Bahçeli, Cumhur İttifakı’nın kumpası ve kuşatmayı bozguna uğratacağını, bu ittifakın gücüne güç katarak devam etmesi kararlılığında olduklarını vurgulayarak, şunları kaydetti:
“Hiçbir odak Türkiye’nin yükseliş ümitlerini, büyüme ve güçlenme emellerini sekteye uğratamayacaktır. Terör örgütlerinin derin gırtlağı, densiz dimağı olanların kaybetmeleri mukadderdir. Milliyetçi Hareket Partisi siyasetteki kirlenmenin bilincindedir. Türkiye sevdasından azade olmuş zillet ittifakının nasıl bir sapma ve savrulma yaşadığını görmekte ve bunun da Türk siyasetinin aleyhine bir durum olduğunu bilmektedir.”
6 maddelik öneri
Türkiye’nin ve siyasi hayatının üzerindeki kabus bulutlarının dağıtılması için önerilerde bulunan Bahçeli, önerilerini 6 başlıkta şöyle sıraladı:
“Siyasi Partiler Kanunu hemen değiştirilmelidir. Seçim Kanunu’nda düzenlemeler yapılmalıdır. TBMM İç Tüzüğü mutlaka yeni baştan gözden geçirilmeli, yeniden yazılmalıdır. Milletvekili dokunulmazlığıyla ilgili beklentiler karşılanmalıdır. Siyasi Etik Kanunu çıkarılmalıdır. Kamu kurumu niteliğindeki mesleki kuruluşlarla ilgili kanuni düzenlemeler süratle gerçekleştirilmelidir.”
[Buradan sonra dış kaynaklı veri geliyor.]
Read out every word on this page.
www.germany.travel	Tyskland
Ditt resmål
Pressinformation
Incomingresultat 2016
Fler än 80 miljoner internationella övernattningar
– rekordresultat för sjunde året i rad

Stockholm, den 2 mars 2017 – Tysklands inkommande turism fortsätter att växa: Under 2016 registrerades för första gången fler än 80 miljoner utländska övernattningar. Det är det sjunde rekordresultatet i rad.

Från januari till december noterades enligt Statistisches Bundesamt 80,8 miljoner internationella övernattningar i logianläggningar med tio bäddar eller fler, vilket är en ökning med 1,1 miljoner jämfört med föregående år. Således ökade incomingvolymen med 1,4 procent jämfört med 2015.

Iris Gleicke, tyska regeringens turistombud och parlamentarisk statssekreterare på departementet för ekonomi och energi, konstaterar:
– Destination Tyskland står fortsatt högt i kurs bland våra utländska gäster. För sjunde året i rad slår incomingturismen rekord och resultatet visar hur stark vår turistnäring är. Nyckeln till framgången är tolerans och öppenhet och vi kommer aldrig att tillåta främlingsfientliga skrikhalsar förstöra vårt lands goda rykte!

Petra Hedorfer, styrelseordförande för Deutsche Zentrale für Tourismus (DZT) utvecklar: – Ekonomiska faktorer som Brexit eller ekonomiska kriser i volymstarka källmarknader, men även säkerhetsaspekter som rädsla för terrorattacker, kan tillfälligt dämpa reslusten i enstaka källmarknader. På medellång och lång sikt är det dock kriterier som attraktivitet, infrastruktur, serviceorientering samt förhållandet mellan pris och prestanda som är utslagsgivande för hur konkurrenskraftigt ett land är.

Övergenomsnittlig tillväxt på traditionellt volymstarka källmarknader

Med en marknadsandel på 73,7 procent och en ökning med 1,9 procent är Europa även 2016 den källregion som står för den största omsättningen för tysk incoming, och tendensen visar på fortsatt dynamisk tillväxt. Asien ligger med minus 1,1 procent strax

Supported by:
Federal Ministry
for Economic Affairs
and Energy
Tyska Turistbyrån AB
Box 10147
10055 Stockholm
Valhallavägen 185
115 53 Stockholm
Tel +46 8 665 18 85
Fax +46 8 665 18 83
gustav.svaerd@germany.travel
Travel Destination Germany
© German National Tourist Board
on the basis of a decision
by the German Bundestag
“Türkiye masalarda yemek menüsü olamayacaktır”
MHP’nin Türk milletinin tavizsiz ve yılmaz savunucu olduğunu belirten Bahçeli, açıklamasında şu ifadelere yer verdi:
“Milliyetçi Hareket Partisinin sevdası Türklük ve Türkiye’dir. Ekseni kaymış siyasi partilerin Türkiye’yi uçuruma çekme hazırlığına müsaade edilmeyecek, CHP-İP-HDP-FETÖ-PKK, bunlara rağbet ve refakat eden diğer güdümlü siyasi defolar Cumhur İttifakı’nın kutlu iradesini ve istiklal mücadelesini kesinlikle aşamayacaklardır. Ne istiyorsak Türk milletinin tarihi çıkarı ve yararı içindir. Neyi diyorsak onu yaparız, neye tavır almışsak sakatlığın ve sancının adresi orasıdır. Türkiye masalarda yemek menüsü olamayacaktır. Buna teşebbüs edenler ise tarih ve millet nezdinde işbirlikçi siyasetlerinin çetin sonuçlarına mutlaka katlanacaklardır.”